As atuais campanhas
contra o crack voltaram a adotar o problema da droga como uma “epidemia
urbana”, agora vigente não só nos programas de recolhimento, mas também entre
os de “acolhimento” produzido pelas ações de colaboradores das tecnologias do
governo das ruas aos quais querem aperfeiçoar as limpezas e profilaxias com
tratamentos oferecidos a céu aberto, de modo que a internação e as terapias
médico-psiquiátricas passem a ser negociadas, subjetivadas e toleradas como
permissivas pelos próprios usuários.
Esses programas de
melhorias são apresentados de forma risonha, amigável e positiva, mas na
realidade eles só pretendem repaginar o higienismo, as epidemiologias e as
políticas de faxina para dar uma roupagem mais negociável de inacabados
internamentos, monitoramentos e tratamentos como controle.

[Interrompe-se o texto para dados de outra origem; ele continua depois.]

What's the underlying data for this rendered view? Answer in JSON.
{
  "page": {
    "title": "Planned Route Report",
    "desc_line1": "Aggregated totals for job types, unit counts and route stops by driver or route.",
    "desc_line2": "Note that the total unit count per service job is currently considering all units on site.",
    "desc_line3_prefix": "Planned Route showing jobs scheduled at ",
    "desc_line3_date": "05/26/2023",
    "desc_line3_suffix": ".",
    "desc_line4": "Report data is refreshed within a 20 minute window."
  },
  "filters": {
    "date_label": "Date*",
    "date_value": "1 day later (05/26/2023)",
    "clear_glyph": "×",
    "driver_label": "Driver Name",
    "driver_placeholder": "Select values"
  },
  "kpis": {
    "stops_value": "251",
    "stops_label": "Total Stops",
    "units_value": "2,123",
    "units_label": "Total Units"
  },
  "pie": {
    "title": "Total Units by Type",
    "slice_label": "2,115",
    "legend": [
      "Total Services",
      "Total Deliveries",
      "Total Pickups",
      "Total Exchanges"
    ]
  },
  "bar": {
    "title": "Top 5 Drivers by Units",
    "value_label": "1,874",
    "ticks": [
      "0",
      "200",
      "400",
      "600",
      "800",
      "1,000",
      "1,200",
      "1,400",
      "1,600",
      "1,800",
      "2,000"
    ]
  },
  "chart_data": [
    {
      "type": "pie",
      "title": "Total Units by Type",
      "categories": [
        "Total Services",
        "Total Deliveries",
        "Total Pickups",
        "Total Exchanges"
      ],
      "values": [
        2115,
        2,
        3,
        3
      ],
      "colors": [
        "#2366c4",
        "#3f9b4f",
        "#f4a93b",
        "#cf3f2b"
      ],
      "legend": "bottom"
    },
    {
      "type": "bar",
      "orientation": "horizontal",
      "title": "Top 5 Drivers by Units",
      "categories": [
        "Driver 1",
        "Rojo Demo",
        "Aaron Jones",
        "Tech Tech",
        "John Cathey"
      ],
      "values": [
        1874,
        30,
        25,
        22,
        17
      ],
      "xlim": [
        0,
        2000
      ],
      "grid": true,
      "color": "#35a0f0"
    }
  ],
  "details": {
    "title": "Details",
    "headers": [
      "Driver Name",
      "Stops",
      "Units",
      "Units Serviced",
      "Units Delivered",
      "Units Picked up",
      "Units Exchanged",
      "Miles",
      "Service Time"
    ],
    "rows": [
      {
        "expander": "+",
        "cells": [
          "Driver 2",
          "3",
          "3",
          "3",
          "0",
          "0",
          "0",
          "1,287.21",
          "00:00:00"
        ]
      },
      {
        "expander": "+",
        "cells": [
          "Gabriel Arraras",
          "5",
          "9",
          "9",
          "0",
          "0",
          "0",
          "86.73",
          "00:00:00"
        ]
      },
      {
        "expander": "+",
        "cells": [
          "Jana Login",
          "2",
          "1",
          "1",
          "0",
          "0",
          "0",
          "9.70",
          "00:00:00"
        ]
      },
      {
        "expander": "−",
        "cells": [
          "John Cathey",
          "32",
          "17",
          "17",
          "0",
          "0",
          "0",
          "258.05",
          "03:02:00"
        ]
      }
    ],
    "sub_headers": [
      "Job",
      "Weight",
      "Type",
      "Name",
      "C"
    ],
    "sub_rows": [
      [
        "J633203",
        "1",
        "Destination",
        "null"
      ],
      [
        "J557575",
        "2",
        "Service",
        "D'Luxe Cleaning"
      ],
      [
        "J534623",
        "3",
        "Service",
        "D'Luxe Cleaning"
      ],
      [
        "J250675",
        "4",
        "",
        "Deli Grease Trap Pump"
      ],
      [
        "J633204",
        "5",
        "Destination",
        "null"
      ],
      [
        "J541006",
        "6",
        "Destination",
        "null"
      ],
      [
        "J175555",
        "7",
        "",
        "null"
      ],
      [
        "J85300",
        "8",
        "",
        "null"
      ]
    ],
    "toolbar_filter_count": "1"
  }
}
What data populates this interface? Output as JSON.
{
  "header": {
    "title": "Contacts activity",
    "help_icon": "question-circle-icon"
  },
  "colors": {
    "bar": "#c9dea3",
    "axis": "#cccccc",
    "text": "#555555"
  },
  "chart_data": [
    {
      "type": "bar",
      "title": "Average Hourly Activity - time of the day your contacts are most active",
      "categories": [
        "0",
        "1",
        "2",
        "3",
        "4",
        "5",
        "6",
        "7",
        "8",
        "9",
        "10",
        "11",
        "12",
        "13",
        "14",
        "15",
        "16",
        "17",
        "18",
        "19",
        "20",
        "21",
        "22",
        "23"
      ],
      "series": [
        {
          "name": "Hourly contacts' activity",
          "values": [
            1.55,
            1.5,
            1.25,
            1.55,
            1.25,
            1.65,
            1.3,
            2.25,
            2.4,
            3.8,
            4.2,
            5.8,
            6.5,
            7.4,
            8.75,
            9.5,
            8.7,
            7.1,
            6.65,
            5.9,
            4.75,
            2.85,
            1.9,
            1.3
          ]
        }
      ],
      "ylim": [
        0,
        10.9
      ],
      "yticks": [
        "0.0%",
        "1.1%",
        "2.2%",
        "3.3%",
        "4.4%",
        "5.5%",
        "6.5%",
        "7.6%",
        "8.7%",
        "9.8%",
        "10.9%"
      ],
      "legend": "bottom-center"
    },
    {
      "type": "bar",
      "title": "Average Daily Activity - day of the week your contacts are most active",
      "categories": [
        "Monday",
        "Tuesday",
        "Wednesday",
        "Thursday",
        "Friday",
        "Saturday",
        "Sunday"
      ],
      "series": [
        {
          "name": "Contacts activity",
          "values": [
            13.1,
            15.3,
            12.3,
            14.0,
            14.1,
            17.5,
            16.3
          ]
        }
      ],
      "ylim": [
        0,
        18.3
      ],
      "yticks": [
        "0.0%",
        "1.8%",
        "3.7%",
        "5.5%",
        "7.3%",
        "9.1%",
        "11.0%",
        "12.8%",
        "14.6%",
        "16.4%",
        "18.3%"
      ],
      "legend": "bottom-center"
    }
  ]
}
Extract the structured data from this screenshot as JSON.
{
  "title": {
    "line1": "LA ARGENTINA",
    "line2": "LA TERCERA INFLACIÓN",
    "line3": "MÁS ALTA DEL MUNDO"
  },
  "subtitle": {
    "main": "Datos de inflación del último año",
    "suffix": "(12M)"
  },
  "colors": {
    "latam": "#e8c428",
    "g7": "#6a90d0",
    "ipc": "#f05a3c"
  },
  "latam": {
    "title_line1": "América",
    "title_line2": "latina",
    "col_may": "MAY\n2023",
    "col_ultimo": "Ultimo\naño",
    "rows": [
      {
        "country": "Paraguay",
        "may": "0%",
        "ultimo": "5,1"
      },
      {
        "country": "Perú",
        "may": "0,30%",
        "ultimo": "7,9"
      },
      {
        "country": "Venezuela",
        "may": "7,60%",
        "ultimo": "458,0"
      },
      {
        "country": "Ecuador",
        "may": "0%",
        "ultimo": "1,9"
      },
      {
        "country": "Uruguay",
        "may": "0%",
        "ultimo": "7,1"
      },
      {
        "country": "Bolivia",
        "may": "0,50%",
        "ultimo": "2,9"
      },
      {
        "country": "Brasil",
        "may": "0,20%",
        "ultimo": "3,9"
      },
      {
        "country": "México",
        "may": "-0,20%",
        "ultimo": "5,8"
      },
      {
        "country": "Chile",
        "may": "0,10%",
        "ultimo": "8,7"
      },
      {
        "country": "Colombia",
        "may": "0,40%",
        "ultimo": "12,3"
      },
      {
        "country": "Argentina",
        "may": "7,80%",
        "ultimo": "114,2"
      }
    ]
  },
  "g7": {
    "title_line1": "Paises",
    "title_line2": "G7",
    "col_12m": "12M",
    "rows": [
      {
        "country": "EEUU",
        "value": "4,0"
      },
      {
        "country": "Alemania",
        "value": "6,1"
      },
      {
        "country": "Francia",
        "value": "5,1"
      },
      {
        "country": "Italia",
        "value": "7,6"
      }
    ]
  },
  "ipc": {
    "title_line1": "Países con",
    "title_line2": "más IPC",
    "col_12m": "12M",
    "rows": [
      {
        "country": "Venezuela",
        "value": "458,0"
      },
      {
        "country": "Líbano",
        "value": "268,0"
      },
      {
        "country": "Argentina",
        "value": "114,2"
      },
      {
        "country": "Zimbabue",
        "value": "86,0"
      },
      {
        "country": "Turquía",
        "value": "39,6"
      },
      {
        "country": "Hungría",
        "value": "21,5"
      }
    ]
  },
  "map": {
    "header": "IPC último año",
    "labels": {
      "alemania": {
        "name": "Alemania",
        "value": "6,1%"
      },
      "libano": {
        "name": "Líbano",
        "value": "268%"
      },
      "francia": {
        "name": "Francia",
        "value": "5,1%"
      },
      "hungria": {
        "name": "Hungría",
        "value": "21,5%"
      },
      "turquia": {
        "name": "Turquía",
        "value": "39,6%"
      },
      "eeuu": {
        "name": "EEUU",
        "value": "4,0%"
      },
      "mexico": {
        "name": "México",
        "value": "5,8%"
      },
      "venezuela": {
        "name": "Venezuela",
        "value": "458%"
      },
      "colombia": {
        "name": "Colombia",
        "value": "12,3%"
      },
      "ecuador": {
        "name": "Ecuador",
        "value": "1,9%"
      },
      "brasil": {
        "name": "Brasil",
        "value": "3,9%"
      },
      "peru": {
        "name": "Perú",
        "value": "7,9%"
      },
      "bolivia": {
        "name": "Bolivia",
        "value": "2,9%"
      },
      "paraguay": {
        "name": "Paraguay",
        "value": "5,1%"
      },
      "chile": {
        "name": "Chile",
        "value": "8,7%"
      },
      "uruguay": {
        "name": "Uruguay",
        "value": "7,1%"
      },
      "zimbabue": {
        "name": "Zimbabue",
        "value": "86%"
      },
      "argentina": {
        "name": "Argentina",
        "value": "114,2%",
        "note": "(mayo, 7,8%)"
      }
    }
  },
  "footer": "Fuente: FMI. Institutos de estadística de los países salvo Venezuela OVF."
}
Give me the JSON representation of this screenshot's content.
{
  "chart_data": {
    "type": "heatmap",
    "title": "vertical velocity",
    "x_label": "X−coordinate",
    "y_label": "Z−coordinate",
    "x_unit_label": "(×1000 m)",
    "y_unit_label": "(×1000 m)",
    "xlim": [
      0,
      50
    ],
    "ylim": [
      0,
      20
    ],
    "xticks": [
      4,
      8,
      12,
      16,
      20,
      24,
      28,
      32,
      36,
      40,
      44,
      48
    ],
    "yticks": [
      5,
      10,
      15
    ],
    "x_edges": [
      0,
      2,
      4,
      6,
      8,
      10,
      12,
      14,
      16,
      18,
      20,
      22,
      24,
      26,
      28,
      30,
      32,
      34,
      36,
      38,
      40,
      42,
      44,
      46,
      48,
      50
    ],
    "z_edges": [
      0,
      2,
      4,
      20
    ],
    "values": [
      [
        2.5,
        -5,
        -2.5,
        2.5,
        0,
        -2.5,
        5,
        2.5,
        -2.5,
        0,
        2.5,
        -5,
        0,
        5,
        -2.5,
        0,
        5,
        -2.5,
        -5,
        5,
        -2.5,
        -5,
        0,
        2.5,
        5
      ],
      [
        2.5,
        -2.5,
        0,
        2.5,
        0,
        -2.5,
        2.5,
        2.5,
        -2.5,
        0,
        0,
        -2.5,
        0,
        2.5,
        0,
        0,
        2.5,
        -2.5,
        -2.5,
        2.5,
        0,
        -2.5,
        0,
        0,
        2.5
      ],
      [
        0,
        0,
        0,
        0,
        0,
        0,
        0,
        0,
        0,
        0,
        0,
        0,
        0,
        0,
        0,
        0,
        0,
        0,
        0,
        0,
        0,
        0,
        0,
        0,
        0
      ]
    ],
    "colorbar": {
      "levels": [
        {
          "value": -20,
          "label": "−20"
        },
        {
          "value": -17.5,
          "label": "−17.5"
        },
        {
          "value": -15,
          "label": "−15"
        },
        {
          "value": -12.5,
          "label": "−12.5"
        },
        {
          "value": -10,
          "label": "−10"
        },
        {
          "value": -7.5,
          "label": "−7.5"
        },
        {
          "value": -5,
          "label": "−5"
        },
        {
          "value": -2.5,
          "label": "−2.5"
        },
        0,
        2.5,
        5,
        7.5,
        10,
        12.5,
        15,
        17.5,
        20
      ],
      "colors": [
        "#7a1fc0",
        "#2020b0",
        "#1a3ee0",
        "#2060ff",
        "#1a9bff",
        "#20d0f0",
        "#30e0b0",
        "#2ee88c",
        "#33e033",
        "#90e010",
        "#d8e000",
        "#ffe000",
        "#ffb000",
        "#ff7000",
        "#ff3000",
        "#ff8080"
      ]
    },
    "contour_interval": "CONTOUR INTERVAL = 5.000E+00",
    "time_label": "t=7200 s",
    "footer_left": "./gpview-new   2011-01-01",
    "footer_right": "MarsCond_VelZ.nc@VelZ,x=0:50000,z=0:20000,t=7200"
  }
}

Eles se valem das
disposições e apoios de jovens acolhedores, redutores de danos, da inclusão de
alternativos (remunerados ou informais), membros de cooperativas, mediadores de
conflitos, familiares, lideranças comunitárias e ongueiras, recrutas
voluntários de associações de bairros, universitários, profissionais de
prefeituras e secretarias ou os demais funcionários institucionalizados para
ampliarem a governamentalidade do Estado, do planeta, da cidade e das ruas.
Muitos dos que foram
citados acima desejam integrar as novas estratégias da higienização pelas quais
deslocam a operação de ordem policial para os dispositivos punitivos de saúde
pública, complementando a compulsoriedade com os jogos de provisoriedade e voluntariedade.
Chegam a repudiar a política repressiva e a lógica do aprisionamento massivo, o
que não quer dizer que deixaram de ser adeptos de assepsias, de medicalizações,
da vontade de internar e do aperfeiçoamento de penalidades e unidades de internação
por meio de medidas “alternativas” e sócio educativas. Em compartilhamento com
governos, atualizam modelos assistenciais da medicina de saúde mental e
cuidados esterilizados das ruas e seus ocupantes, que outrora eram tidos como
indesejáveis, agora são alvos da suavização das penas, revitalizações
preventivas, consultorias e atendimentos ao “ar livre”.
O não tão novo negócio
rentável dos assistencialistas compassivos com os refratários no uso das drogas,
procura eliminar os craqueiros das ruas e da cidade com seu suposto “ombro
amigo” ao querer seduzir os usuários para os dispositivos de tratamento,
fechado ou aberto, fazendo com que eles mesmos se aproximem das instituições de
“encaminhamento” em direção às portas de entrada ao “necessário” confinamento.
Contudo, o acolhedor
profilático é o agente integrado que busca renovar as operações de limpeza, as
práticas higienistas e os mecanismos de prevenção e defesa da sociedade a partir de
retóricas humanistas e à base de filantropias no interior de uma democracia
representativa que estimula condutas participativas e reformas bem
intencionadas.
As políticas de
acolhimento compõem as práticas austeras do grande encarceramento e dos
recolhimentos a força com a tolerância e a segurança pública articulada com a
saúde pública.
A compaixão presunçosa
não altera o desprezo e o ódio concentrado sobre aqueles que vagam nas ruas e
migram em zonas temporárias com seus cachimbos e pedras, sujeitos a todo e
qualquer preço pelas ofertas dos ilegalismos que articulam empreendimentos
legais, como também não é capaz de conter os extermínios e as políticas
proibicionistas do mercado do tráfico que lucra com o crack, a cocaína e também
com o oxi e uniformiza a miséria de milhares de pessoas sob as tutelas e
garantias do controle biológico e social da população em suas localidades.
No entanto, sempre
permanece aceso o calor existencial dos que recusam os abraços acolhedores e
colaboradores das artimanhas de curar, os que não negociam seu próprio corpo,
os que não aceitam, sob que pretexto for, as internações, os que dizem um basta
ao viés da prevenção geral e programas colaborativos que só servem para
restaurar a “boa saúde do Estado” ou do planeta sustentável na perseguição e
contenção seletiva de crianças, jovens, negros, mulheres, loucos e subversivos.